Vor diesem Hintergrund des neuen europäischen Weinrechtes und gleichzeitig fortschreitender Globalisierung des Weinmarktes ist es notwendig, den Zusammenhang zwischen Qualität und Herkunft deutlicher als bisher herauszustellen. Mit der Etablierung der regionaltypischen Qualitätsweine mit Herkunftsprofil, den DAC-Weinen, hat Österreich schon vor Jahren den Weg in diese Richtung eingeschlagen. Es fällt Österreich jetzt auch leicht, bei den DAC-Weinen die von der EU geforderten spezifischen Anforderungsprofile, die für geschützte Ursprungsweine auszuweisen sind, darzustellen. Für unsere übrigen Qualitätsweinherkünfte ist ein derartiges Profil natürlich umfangreicher, z. B. kann eine Qualitätsweinherkunft Thermenregion aus 33 verschiedenen Qualitätsweinsorten und 8 verschiedenen Qualitätsweinstufen hergestellt sein. Es wird deshalb für diese österreichischen geschützten Ursprungsbezeichnungen, die keine DAC-Herkünfte sind, aufgrund des geforderten Anforderungskataloges automatisch der Druck steigen, das Profil dieser Herkünfte zu schärfen. Ausgehend von diesem dualen System wird sich die österreichische Qualitätsweinhierarchie verstärkt in Richtung romanisches System entwickeln.
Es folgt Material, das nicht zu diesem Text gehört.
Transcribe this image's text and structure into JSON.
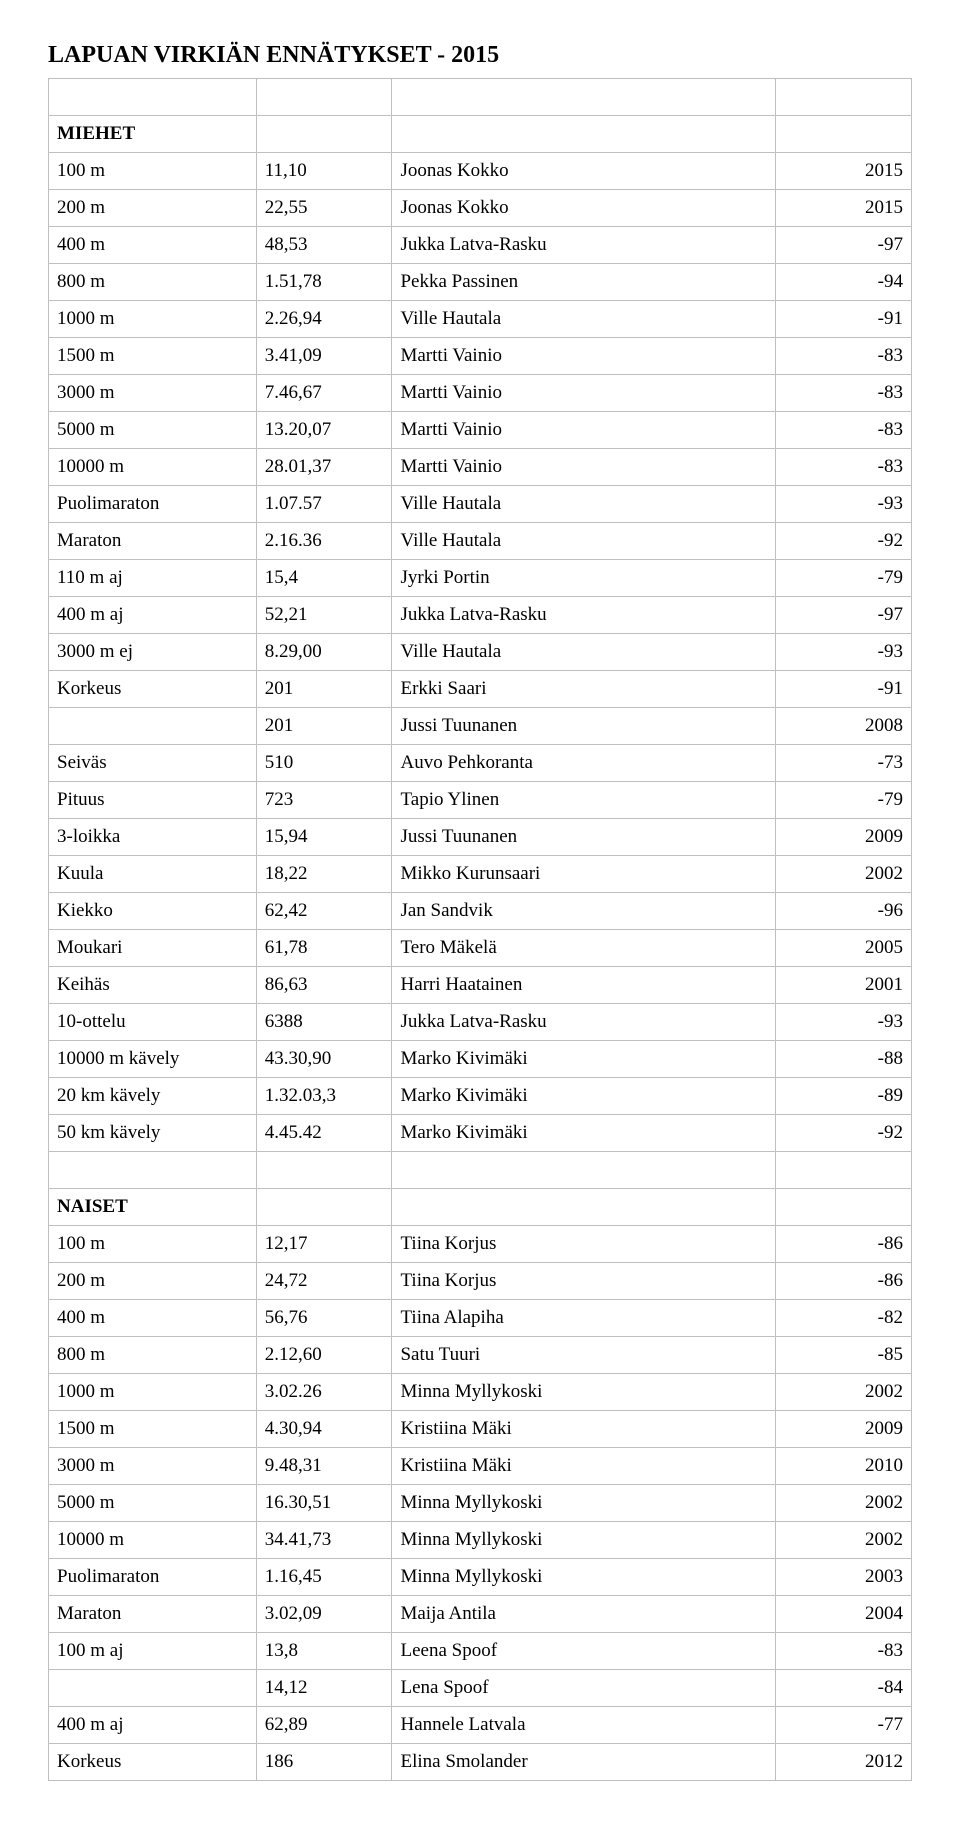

Deutschland will die Umsetzung der geschützten Ursprungsbezeichnungen nicht durch ein duales, sondern durch ein integrales Bezeichnungsrecht bewerkstelligen, wo das germanische Bezeichnungsrecht mit romanischem ergänzt wird. Konkret sollen die deutsche Anbaugebiete wie bisher bleiben, aber engere Herkünfte wie Bereiche, Gemeinden oder Lagen mit mehr Profil ausgestattet werden (können), wobei die Qualitätsanforderungen über die des Anbaugebietes angesiedelt werden sollen.